Within a year mum and I sold the business (actually we practically gave it away) because the stress of trying to do anything with it was bringing us down again. With the money I went to university and got a degree in creative writing and English literature – something that I’d always wanted to do. It was the best thing – absolutely the best thing I could have done! I loved every minute of it and graduated with a first class honours. And then I did the Masters as well!
Since the Masters I have started this blog, forum etc and met loads of fantastic people. And of course, kept writing. In fact, I would say that my writing has become all the deeper for having had all those experiences in my life.
So – what is this post all about? A sob story (actually I haven’t told all or else you might have been tempted to jump out of the nearest window ‘Airplane’ style!)? Do I expect some congratulations for what I’ve achieved? Or some sympathy?
Absolutely no way!
I just want to show that no matter what position you are in, you can still push through and find your dreams.
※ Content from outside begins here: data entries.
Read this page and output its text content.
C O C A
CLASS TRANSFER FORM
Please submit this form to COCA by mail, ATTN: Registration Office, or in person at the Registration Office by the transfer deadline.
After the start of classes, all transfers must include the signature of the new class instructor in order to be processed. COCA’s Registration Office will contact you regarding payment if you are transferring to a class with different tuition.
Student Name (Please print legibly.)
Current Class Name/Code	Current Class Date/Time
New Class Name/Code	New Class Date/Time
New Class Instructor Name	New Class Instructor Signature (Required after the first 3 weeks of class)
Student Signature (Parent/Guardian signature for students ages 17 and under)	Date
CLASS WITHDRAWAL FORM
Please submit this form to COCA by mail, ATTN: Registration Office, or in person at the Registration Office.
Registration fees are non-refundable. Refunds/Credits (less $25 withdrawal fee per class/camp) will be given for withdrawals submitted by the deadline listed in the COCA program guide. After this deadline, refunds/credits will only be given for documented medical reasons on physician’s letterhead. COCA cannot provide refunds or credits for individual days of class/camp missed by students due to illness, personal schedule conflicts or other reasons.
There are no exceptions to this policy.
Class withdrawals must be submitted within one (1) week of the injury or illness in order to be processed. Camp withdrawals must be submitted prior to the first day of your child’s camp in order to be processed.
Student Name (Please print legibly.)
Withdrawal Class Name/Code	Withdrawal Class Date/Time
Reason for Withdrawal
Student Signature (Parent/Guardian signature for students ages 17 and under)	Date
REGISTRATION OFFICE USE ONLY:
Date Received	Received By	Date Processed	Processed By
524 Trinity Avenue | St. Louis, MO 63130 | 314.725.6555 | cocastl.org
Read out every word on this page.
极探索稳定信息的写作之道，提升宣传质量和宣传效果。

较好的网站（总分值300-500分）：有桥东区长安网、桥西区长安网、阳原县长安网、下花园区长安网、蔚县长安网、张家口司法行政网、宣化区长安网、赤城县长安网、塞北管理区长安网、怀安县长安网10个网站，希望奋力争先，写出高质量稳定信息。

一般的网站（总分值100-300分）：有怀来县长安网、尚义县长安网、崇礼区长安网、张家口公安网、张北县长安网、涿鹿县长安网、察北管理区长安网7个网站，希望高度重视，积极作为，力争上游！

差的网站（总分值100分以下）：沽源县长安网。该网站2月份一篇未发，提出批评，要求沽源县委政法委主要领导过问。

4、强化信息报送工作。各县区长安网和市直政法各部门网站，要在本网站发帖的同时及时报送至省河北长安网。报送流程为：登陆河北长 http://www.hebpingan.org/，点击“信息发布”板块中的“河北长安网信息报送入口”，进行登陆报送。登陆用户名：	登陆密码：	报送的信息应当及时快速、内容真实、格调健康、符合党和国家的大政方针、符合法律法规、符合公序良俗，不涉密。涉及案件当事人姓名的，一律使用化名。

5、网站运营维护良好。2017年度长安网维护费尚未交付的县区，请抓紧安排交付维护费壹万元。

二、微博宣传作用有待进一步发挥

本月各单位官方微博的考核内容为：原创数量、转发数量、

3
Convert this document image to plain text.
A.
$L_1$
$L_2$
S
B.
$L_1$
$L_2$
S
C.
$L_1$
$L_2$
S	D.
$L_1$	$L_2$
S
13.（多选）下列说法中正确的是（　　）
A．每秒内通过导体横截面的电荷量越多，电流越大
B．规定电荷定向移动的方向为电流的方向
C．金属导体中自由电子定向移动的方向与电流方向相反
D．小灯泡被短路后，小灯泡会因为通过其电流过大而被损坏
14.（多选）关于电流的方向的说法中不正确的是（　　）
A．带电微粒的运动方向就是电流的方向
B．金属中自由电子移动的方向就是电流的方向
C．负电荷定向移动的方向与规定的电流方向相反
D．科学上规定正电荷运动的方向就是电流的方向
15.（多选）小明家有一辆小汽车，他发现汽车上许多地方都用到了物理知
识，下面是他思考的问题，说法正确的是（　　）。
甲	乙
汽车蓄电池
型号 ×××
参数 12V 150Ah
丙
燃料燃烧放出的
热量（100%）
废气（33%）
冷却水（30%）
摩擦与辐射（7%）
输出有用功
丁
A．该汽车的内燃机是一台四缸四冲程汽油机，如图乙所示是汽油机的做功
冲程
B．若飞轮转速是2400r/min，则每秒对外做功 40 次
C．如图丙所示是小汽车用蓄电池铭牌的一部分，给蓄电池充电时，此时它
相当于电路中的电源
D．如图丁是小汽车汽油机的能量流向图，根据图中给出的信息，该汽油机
It doesn’t matter about your age, your sex, your class, your ethnicity, your disability – there are always ways (even if you need help to find them) to get back on your feet and find your strength, face your fears, be what you want to be and shine!
One of the guys who was at the meeting I mentioned earlier has also been through the mill and come out the other side. Geoff Thompson used to be a bouncer on the doors of Coventry despite being initially afraid of any conflict. Now he’s a top martial artist, BAFTA award winner, writer and motivational teacher. All through facing his fears and vanquishing his demons. He and his books have been a complete inspiration to me (and many thousands of others) – how I wish I’d had them 10 years ago. Anyway, it is now a great privilege to count him as a friend. I should also add that he has inadvertently provided the inspiration for this post as he has written two books based around the adage that ‘ Everything that happens to me is good‘.
To that end I’d like to really give a big shout out to his site which has links to his really interesting and inspirational podcasts and blog, as well as his forum space for writers, thinkers and dreamers to chill out – called the Bohemian Cafe.
I now know how I got where I am today – and I’m damn proud! I’ve even had a phoenix tattooed on my leg to remind me that hope can still be found, even in the ashes of despair. And if it’s one thing that I now truly believe it’s that EVERYONE has worth. Everyone has a place and a purpose in this life.
And that’s the reason for this post – so I can say to you all: It’s your time to shine!